Run Evaluation

hinoki-experiments #

Dataset Management #

publish_dataset.py #

Script to publish datasets to the Weave platform.

python src/scripts/publish_dataset.py \
  --xero_folder_path data/invoices/GG \
  --tenant_name GG_JPN \
  --data_range XERO_202411_202412

Features:

  • Publishing regular Xero datasets
  • Publishing invoice datasets
  • Publishing historical datasets

Evaluation #

run_evaluation.py #

Script to run model evaluation.
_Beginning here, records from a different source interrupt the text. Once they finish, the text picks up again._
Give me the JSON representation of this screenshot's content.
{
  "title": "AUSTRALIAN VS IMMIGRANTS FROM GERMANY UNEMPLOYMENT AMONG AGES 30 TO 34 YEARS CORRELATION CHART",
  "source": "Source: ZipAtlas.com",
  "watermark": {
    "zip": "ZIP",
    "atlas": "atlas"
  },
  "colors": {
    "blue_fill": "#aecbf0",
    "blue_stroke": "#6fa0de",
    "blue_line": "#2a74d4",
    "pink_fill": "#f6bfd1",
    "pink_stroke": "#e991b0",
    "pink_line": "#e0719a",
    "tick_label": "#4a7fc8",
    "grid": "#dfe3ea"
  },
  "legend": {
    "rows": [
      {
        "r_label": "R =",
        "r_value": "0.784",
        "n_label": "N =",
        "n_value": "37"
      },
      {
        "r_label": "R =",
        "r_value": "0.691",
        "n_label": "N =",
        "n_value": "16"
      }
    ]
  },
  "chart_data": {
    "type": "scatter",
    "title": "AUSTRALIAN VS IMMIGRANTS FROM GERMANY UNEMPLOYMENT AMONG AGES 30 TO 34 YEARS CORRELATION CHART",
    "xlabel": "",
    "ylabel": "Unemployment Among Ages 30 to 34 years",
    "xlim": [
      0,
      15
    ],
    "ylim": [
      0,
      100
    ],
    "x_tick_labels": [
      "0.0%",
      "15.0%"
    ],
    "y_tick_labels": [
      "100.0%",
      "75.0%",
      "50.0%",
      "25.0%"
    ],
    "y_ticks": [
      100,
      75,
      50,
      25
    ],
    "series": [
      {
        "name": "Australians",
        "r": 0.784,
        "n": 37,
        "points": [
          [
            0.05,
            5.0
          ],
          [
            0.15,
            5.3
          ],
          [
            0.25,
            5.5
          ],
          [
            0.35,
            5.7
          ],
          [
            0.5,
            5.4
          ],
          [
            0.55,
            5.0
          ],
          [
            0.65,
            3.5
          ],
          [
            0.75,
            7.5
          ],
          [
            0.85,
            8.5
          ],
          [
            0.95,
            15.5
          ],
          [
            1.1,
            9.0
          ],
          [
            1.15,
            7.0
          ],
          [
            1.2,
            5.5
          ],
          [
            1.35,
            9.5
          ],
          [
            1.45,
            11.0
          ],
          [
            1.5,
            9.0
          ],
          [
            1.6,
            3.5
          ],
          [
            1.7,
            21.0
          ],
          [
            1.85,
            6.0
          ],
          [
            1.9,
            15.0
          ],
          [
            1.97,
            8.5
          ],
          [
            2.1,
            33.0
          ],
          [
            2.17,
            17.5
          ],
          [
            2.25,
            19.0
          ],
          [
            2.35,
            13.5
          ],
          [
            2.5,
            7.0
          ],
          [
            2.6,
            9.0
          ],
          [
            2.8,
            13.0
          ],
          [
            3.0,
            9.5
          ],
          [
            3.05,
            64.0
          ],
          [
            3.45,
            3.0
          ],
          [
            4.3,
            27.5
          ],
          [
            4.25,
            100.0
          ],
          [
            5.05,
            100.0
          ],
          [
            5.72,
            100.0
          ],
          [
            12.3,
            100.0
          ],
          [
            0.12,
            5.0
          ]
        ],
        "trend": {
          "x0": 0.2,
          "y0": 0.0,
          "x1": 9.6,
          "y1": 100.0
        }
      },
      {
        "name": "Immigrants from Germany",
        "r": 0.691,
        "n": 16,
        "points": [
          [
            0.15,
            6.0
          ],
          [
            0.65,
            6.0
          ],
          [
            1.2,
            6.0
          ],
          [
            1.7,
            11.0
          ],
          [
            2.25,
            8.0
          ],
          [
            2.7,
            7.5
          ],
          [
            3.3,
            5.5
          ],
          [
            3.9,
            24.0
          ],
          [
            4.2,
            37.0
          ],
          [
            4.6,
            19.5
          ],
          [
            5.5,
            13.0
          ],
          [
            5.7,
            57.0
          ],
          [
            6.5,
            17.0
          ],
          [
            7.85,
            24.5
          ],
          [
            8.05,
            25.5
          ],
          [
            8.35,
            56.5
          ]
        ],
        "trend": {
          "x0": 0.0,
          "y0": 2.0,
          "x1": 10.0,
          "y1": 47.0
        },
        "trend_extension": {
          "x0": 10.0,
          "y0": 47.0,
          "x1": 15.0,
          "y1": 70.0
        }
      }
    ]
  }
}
Supports multiple evaluation modes.

python src/scripts/run_evaluation.py \
  --mode extraction \
  --xero_folder_path data/invoices/GG \
  --tenant_name GG_JPN \
  --data_range XERO_202411_202412 \
  --debug

Evaluation modes:

  • classification: Classification evaluation
  • extraction: Extraction evaluation
  • accounting: Accounting evaluation
  • matching: Matching evaluation
  • knowledge: Vendor knowledge evaluation

Note: For classification and knowledge modes, the data_range parameter is not relevant as they use the same dataset regardless of the data range specified.

DataRange values:

  • XERO_202211_202212 = “202211-202212”
  • XERO_202301_202312 = “202301-202312”
  • XERO_202401_202406 = “202401-202406”
  • XERO_202407_202412 = “202407-202412”
  • XERO_202401_202412 = “202401-202412”
  • XERO_202411_202412 = “202411-202412”
  • XERO_202201_202412 = “202201-202412” (Suitable for historical data)

TenantName values:

  • GG_JPN = “Japan - GoGlobal K.K.”
  • GG_UK = “UK - GoGlobal GEO UK Limited”
  • PROCEPT_UK = “UK - PROCEPT BioRobotics UK Ltd”

Debug mode (--debug) allows running with a smaller dataset.